Libé : Vous êtes connu sous le nom de Dizzy Dros. D’où vient ce nom ?
Dizzy Dros : Mon vrai nom est Omar Souhaily. Quant à Dizzy Dros, c’est un pseudo que j’ai adopté, voilà bientôt dix ans. Au début, je me faisais appeler Dros, tout court. Ce qui est une abréviation de «Da Rythme Of Street». Traduisez : le rythme de la rue. Mais c’était juste pour me marrer avec les copains du quartier. A l’époque, je ne caressais pas encore l’idée de devenir rappeur. Et puis un jour je me suis mis à écrire des textes. Et c’est à cette époque que j’ai réellement adopté ledit pseudo. Ensuite, il a bien fallu le compléter, ou plutôt l’esthétiser. Et c’est ainsi que c’est devenu Dizzy Dros.

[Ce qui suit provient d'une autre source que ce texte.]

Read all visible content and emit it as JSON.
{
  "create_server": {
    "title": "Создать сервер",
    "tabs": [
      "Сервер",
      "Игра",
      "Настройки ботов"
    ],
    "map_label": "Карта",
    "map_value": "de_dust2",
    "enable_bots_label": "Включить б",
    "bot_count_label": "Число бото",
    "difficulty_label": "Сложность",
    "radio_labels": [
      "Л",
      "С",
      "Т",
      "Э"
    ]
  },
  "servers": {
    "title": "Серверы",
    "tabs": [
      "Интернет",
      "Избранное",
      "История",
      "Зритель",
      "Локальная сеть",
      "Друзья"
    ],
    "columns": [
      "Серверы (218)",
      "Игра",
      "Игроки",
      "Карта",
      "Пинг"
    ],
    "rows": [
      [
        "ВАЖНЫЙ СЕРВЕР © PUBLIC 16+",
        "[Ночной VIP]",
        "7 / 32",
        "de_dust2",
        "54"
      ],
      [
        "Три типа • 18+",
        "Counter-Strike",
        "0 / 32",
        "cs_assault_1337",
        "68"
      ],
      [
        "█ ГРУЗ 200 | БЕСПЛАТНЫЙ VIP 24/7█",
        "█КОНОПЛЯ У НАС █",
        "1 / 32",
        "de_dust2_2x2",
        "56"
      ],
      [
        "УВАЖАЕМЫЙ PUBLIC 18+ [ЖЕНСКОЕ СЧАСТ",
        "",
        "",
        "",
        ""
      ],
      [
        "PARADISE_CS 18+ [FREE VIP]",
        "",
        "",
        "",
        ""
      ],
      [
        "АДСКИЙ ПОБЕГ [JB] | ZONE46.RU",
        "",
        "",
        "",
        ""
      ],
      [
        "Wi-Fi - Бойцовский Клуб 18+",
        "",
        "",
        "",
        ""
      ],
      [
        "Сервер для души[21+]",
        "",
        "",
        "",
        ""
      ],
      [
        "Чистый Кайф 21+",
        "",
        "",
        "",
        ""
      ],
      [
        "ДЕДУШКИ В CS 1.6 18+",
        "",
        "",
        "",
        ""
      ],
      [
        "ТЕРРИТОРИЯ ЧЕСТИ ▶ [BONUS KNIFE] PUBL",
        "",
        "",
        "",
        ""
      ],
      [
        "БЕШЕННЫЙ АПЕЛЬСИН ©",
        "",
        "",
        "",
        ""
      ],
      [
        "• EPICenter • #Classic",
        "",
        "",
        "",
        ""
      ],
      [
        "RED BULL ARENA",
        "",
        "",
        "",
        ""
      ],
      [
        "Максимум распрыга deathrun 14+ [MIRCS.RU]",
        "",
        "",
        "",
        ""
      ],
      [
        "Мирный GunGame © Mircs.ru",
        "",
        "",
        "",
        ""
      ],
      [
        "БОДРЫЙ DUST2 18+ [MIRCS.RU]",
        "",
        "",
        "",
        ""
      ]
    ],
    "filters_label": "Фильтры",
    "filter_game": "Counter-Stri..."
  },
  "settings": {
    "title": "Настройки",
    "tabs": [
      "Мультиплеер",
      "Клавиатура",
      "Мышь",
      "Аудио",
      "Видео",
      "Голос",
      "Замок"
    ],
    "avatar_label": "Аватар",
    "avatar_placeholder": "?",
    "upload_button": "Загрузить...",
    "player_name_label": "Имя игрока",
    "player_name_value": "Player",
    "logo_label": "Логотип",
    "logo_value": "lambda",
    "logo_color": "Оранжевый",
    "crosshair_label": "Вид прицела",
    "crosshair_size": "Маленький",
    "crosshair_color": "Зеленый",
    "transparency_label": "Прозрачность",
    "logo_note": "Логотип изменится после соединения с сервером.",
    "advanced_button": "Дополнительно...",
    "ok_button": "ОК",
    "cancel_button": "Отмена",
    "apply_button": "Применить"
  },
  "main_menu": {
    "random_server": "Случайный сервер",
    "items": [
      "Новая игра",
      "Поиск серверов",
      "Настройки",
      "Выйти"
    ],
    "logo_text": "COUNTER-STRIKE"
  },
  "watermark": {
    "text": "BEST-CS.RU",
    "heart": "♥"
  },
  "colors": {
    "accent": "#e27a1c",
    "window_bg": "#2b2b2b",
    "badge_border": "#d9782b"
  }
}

Vous avez aussi un autre pseudo : «3azzy ». Ce qui veut dire « de couleur noire», dans notre darija marocain.
Oui, cela faisait partie de notre jargon de quartier. On découvrait alors la musique entre copains, et on était vraiment fasciné par le rap américain. Le terme « Nigga », qui veut dire « noir », était largement répandu, à l’époque, parmi les rappeurs, aux Etats-Unis. Et c’est ainsi que j’ai opté pour « 3azzy », qui est l’équivalent marocain de «Nigga».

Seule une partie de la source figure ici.